CACHE Awards Three New Seed Grants for Development of Computational-Based Tools and Modules for Chemical Engineering Education

CACHE funds 12-month long projects that focus on the development of novel computational-based educational modules or tools. These modules/tools can be linked to existing courses or they can be used to broaden and support interest in a chemical engineering education beyond students traditionally interested in this field. Submitting PIs need to be in departments affiliated with CACHE: https://cache.org/members

The proposals summarized below were recently selected for funding this year:

Integrating Machine Learning based Sustainability Evaluation for Chemicals and Processes in the Undergraduate Curriculum
Kirti M. Yenkie and Aditya Dilip Lele (Rowan)

Design and evaluation of new chemicals and processes is a key skill for Chemical Engineers. Traditional process design and sustainability evaluation tools are proficient in evaluating systems that are well-known and have all the information about physicochemical, thermodynamic, and structural properties, as well as operating conditions. However, with the research advancements in materials and product design, new technologies, pharmaceuticals, and bio-based options, the exact information needed for design and sustainability evaluation is limited. To this end, teaching our students to leverage new tools such as Machine Learning (ML) for molecular design and property identification, as well as life cycle inventory (LCI) and emissions factor identification, can play a key role in developing advanced computational skills that will equip them with the technical know-how to handle emerging problems in Chemical Engineering Product and Process Design. To overcome the above challenges, we aim to develop 2 Educational Modules: 1) ML-assisted property estimation for novel chemicals; 2) ML-assisted life cycle analysis (LCA) of chemicals/processes.

The Industrially-Situated Redox Flow Battery Virtual Laboratory
Milo Koretsky and Graham Leverick (Tufts)

Supported by an internal Tufts University grant, we have developed a preliminary version of the industrially-situated Redox Flow Battery Virtual Laboratory (RFBVL). This technology tool was used as part of the delivery in the inaugural 2025 Tufts’ Battery Research Summer
School (BRSS) – a four-day intensive workshop designed to equip participants with foundational knowledge and hands-on experience in battery science.

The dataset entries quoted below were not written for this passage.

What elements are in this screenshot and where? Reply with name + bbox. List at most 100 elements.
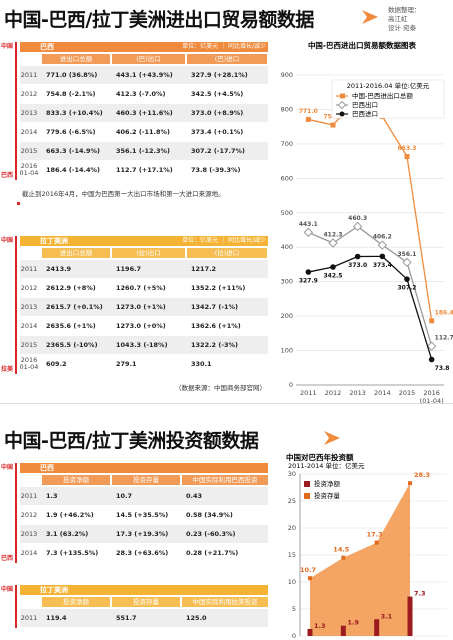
table-cell: 17.3 (+19.3%) [116,530,169,538]
bar [407,596,413,636]
data-label: 17.3 [367,531,383,539]
table-cell: 771.0 (36.8%) [46,71,98,79]
row-background [20,525,268,543]
row-year: 2012 [20,89,38,98]
table-cell: 119.4 [46,614,67,622]
column-header: 投资净额 [42,475,110,485]
side-label: 中国 [1,237,14,244]
table-cell: 2365.5 (-10%) [46,341,98,349]
side-line [15,585,17,628]
table-cell: 0.58 (34.9%) [186,511,233,519]
row-background [20,142,268,160]
table-cell: 0.43 [186,492,203,500]
y-tick-label: 30 [288,470,296,478]
y-tick-label: 20 [288,524,296,532]
legend-label: 巴西进口 [352,110,378,118]
marker [341,555,346,560]
row-year: 2011 [20,491,38,500]
table-cell: 833.3 (+10.4%) [46,109,103,117]
table-cell: 28.3 (+63.6%) [116,549,169,557]
marker [428,356,435,363]
table-cell: 3.1 (63.2%) [46,530,89,538]
y-tick-label: 15 [288,551,296,559]
data-label: 10.7 [300,566,316,574]
table-cell: 1352.2 (+11%) [191,284,246,292]
side-label: 巴西 [1,555,14,562]
row-year: 2015 [20,146,38,155]
data-label: 373.4 [373,262,392,269]
data-label: 406.2 [373,234,392,241]
table-cell: 73.8 (-39.3%) [191,166,241,174]
marker [352,221,363,232]
table-cell: 1273.0 (+1%) [116,303,166,311]
table-cell: 406.2 (-11.8%) [116,128,171,136]
table-cell: 279.1 [116,360,137,368]
data-label: 356.1 [398,251,417,258]
table-cell: 7.3 (+135.5%) [46,549,99,557]
marker [305,269,312,275]
note-bullet [17,202,20,205]
table-cell: 186.4 (-14.4%) [46,166,101,174]
legend-box [331,79,445,119]
trade-chart: 中国-巴西进出口贸易额数据图表 0 100 200 300 400 500 600 700 800… [281,40,453,389]
table-cell: 754.8 (-2.1%) [46,90,96,98]
marker [303,227,314,238]
x-tick-label: 2014 [374,389,391,397]
row-year: 2016 01-04 [19,162,39,177]
data-label: 7.3 [414,590,426,598]
data-label: 412.3 [324,231,343,238]
data-label: 112.7 [435,335,453,342]
legend-label: 中国-巴西进出口总额 [352,91,413,100]
column-header: 投资存量 [112,597,180,607]
y-tick-label: 800 [281,105,293,113]
table-band [20,585,268,595]
marker [429,318,435,324]
y-tick-label: 10 [288,578,296,586]
y-tick-label: 100 [281,347,293,355]
legend-marker [339,111,345,117]
marker [377,240,388,250]
table-cell: 0.28 (+21.7%) [186,549,239,557]
table-cell: 779.6 (-6.5%) [46,128,96,136]
table-cell: 1043.3 (-18%) [116,341,168,349]
data-label: 307.2 [398,285,417,292]
table-cell: 609.2 [46,360,67,368]
column-header: 投资存量 [112,475,180,485]
data-label: 460.3 [348,215,367,222]
row-year: 2015 [20,340,38,349]
bar [340,625,346,636]
marker [328,238,338,248]
row-year: 2011 [20,70,38,79]
column-header: (拉)进口 [187,248,267,258]
x-tick-label: 2016 (01-04) [419,389,444,405]
table-cell: 307.2 (-17.7%) [191,147,246,155]
column-header: (拉)出口 [112,248,185,258]
table-label: 拉丁美洲 [40,586,68,594]
table-cell: 460.3 (+11.6%) [116,109,173,117]
row-background [20,66,268,84]
row-background [20,487,268,505]
marker [402,257,412,268]
y-tick-label: 300 [281,278,293,286]
side-line [15,42,17,180]
row-background [20,104,268,122]
x-tick-label: 2015 [398,389,416,397]
row-background [20,260,268,278]
y-tick-label: 0 [289,381,293,389]
row-year: 2013 [20,108,38,117]
series-line [308,225,433,347]
y-tick-label: 900 [281,71,293,79]
row-year: 2014 [20,321,38,330]
legend-marker [340,93,345,99]
row-year: 2011 [20,613,38,622]
table-cell: 330.1 [191,360,212,368]
column-header: (巴)进口 [187,54,267,64]
marker [404,276,410,282]
table-unit: 单位：亿美元 ｜ 同比增长/减少 [182,237,266,244]
y-tick-label: 500 [281,209,293,217]
table-cell: 551.7 [116,614,137,622]
row-year: 2016 01-04 [19,356,39,371]
data-label: 28.3 [414,471,430,479]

With the support of CACHE funding, we will make this virtual laboratory instructionally self-sufficient so that it can be used in a variety of chemical engineering classroom contexts to support the learning of electrochemical engineering and of dealing with authentic, messy real-world problems.

Preparing Chemical Engineering Faculty for Rapid Instructional Interventions using AI-Generated Resources
David L. Silverstein (Mississippi)

The purpose of this project is to develop a faculty guide for rapid development of AI generated interventions to address faculty-identified student misconceptions and misunderstandings. The form of these interventions are anticipated to be primarily simulation-based and would be accompanied by guided inquiry activities. Additional resource formats include illustrations, animations, podcasts, games, and quizzes. These activities would be generated using AI tools considered most effective for the intended product, with the primary product being an electronic guide for developing effective prompts and using the resulting products, and the outcomes-driven resources a secondary product.